Decomposition
In text analysis and document processing tasks, decomposition refers to breaking down a document or dataset into smaller, more manageable units for analysis or extraction. This markdown file explores different approaches to decomposition based on various factors such as file type, line granularity, document level, and document specificity.
Per Filetype
Decomposing documents based on their file types can be an effective approach to handle different formats and extract relevant information. Here are some examples of file types and their associated decomposition approaches:
- PDF: PDF documents require specialized parsing libraries to handle their complex structure and extract text, images, tables, and other components.
- XML: XML documents have a hierarchical structure that can be parsed to extract specific elements or attributes based on analysis or information retrieval needs.
- DOCX, DOC: Word documents (DOCX and DOC) have unique structures, and parsing them allows the extraction of text, formatting, tables, and other document-specific elements.
- CSV, TXT: CSV and TXT files contain structured or plain text data, which can be extracted by parsing the content line by line or using delimiter-based approaches.
- HTML, XLS: HTML and XLS files require parsing techniques to extract text, tables, links, or other relevant information embedded within their specific file formats.
- PPTX, PNG: Presentation files (PPTX) and image files (PNG) have distinct structures, and decomposing them allows the extraction of slides, images, text content, and other elements.
Each file type requires specific techniques and libraries for effective decomposition and extraction.

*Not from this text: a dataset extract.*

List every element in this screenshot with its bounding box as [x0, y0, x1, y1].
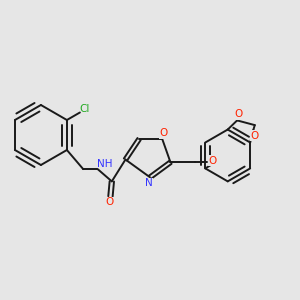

Understanding the characteristics of the file type is crucial for performing accurate and meaningful analysis.
Per Line
Decomposing documents at the line level provides a granular approach for text analysis or processing. It allows processing line by line or page by page, depending on the specific requirements. This level of decomposition is useful when fine-grained analysis or extraction is necessary. It enables detailed examination of each line or page of the document.
Per Document
Sometimes it is necessary to process an entire document or website as a single unit. Decomposing at the document level can provide a broader context and allow for a comprehensive analysis. This approach is particularly useful when analyzing the overall structure, themes, or patterns within the document or website. The document-level decomposition facilitates a holistic understanding of the text.
Document Specific
In certain cases, it is beneficial to perform decomposition specifically tailored to certain document types. Each document type may have its own specific document structure, context and key elements. By employing document-specific decomposition techniques, we can effectively extract the desired information from these documents, providing insights for document-specific use cases.
OCR
Many documents have different formats, be it unstructured data, structured data, or semi-structured data. Documents contain tables, handwriting, buttons, checkboxes, and each document may contain key information that a user would like to extract. We leverage OCR (Optical Character Recognition) capabilities to convert many of these raw documents into a CSV, with labels in required areas.
OCR technology allows the extraction of text from scanned documents, images, or even handwritten notes. By applying OCR to these documents, we can extract the textual information and convert it into a structured format like a CSV. By leveraging OCR alongside other decomposition techniques, we can effectively handle a wide range of document formats and extract valuable information in a structured manner.